From a methodological perspective, this may be alleviated by the construction of confidence intervals of the quantile function together with appropriate correction for multiple comparisons, as discussed in this post by Netflix. For scaling considerations see this post by Spotify.

More generally, at AIPS we try to mitigate the misuse of results by having experimentation data scientists responsible for making sure the nuances and limitations of this (and any other) approach are considered and clearly communicated to all stakeholders.

Summary

Most A/B experiments are analysed using a comparison of group means. Since the group mean is highly sensitive to extreme observations, reliable findings can only be obtained when appropriate methods are used for dealing with outliers.

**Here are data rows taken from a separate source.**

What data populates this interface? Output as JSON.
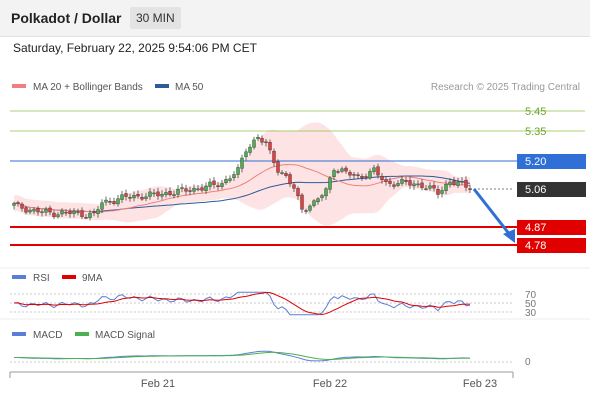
{
  "header": {
    "title": "Polkadot / Dollar",
    "timeframe": "30 MIN",
    "datetime": "Saturday, February 22, 2025 9:54:06 PM CET"
  },
  "legend": {
    "ma20_label": "MA 20 + Bollinger Bands",
    "ma50_label": "MA 50",
    "credit": "Research © 2025 Trading Central"
  },
  "colors": {
    "ma20": "#f08080",
    "ma50": "#2f5b9a",
    "bands_fill": "#fde0e0",
    "resistance": "#8bc34a",
    "pivot": "#2f6fd6",
    "support": "#e00000",
    "price_tag": "#333333",
    "arrow": "#2f6fd6",
    "rsi": "#5b7fd6",
    "rsi_ma": "#e00000",
    "macd": "#5b7fd6",
    "macd_signal": "#4caf50",
    "candle_up": "#4caf50",
    "candle_down": "#e04040"
  },
  "levels": [
    {
      "value": 5.45,
      "label": "5.45",
      "type": "resistance"
    },
    {
      "value": 5.35,
      "label": "5.35",
      "type": "resistance"
    },
    {
      "value": 5.2,
      "label": "5.20",
      "type": "pivot"
    },
    {
      "value": 5.06,
      "label": "5.06",
      "type": "last"
    },
    {
      "value": 4.87,
      "label": "4.87",
      "type": "support"
    },
    {
      "value": 4.78,
      "label": "4.78",
      "type": "support"
    }
  ],
  "rsi_panel": {
    "rsi_label": "RSI",
    "ma_label": "9MA",
    "ticks": [
      "70",
      "50",
      "30"
    ]
  },
  "macd_panel": {
    "macd_label": "MACD",
    "signal_label": "MACD Signal",
    "tick": "0"
  },
  "x_axis": [
    "Feb 21",
    "Feb 22",
    "Feb 23"
  ],
  "chart_data": {
    "type": "candlestick",
    "symbol": "Polkadot / Dollar",
    "interval": "30 MIN",
    "ylim": [
      4.75,
      5.47
    ],
    "x_ticks": [
      "Feb 21",
      "Feb 22",
      "Feb 23"
    ],
    "price_anchors": [
      [
        0,
        4.98
      ],
      [
        5,
        4.95
      ],
      [
        10,
        4.94
      ],
      [
        15,
        4.94
      ],
      [
        20,
        4.93
      ],
      [
        22,
        4.99
      ],
      [
        28,
        5.02
      ],
      [
        35,
        5.03
      ],
      [
        42,
        5.05
      ],
      [
        48,
        5.07
      ],
      [
        52,
        5.09
      ],
      [
        56,
        5.15
      ],
      [
        58,
        5.26
      ],
      [
        61,
        5.32
      ],
      [
        63,
        5.28
      ],
      [
        66,
        5.16
      ],
      [
        68,
        5.12
      ],
      [
        70,
        5.06
      ],
      [
        72,
        4.96
      ],
      [
        75,
        4.99
      ],
      [
        78,
        5.05
      ],
      [
        80,
        5.17
      ],
      [
        83,
        5.14
      ],
      [
        86,
        5.12
      ],
      [
        90,
        5.15
      ],
      [
        93,
        5.09
      ],
      [
        98,
        5.09
      ],
      [
        102,
        5.08
      ],
      [
        106,
        5.04
      ],
      [
        109,
        5.1
      ],
      [
        112,
        5.08
      ],
      [
        114,
        5.06
      ]
    ],
    "outlook": {
      "from": 5.06,
      "to": 4.78,
      "direction": "down"
    }
  }
}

Here we showed that visualising the quantile function can be useful for detecting outliers and assessing their potential effects on the estimated mean difference. Progressively reanalysing the data with more outliers removed and plotting the results can help quantify the sensitivity of the results to the effects of those outliers.

A major advantage of our approach is that it is visual. Plus, quantiles and percentiles are well understood by members of most data driven organizations, which also helps with communication.

Of course, our approach is not the only way to interrogate the data beyond a simple comparison of means. It can be supplemented by other approaches, such as comparing other statistics or transforming the data. For example, rank-transformed data may be less sensitive to outliers and have the added benefit of increased sensitivity in some cases.

Nonetheless, our approach is visual, simple, and often quite informative — making it a useful tool when analysing and communicating the results of online A/B experiments.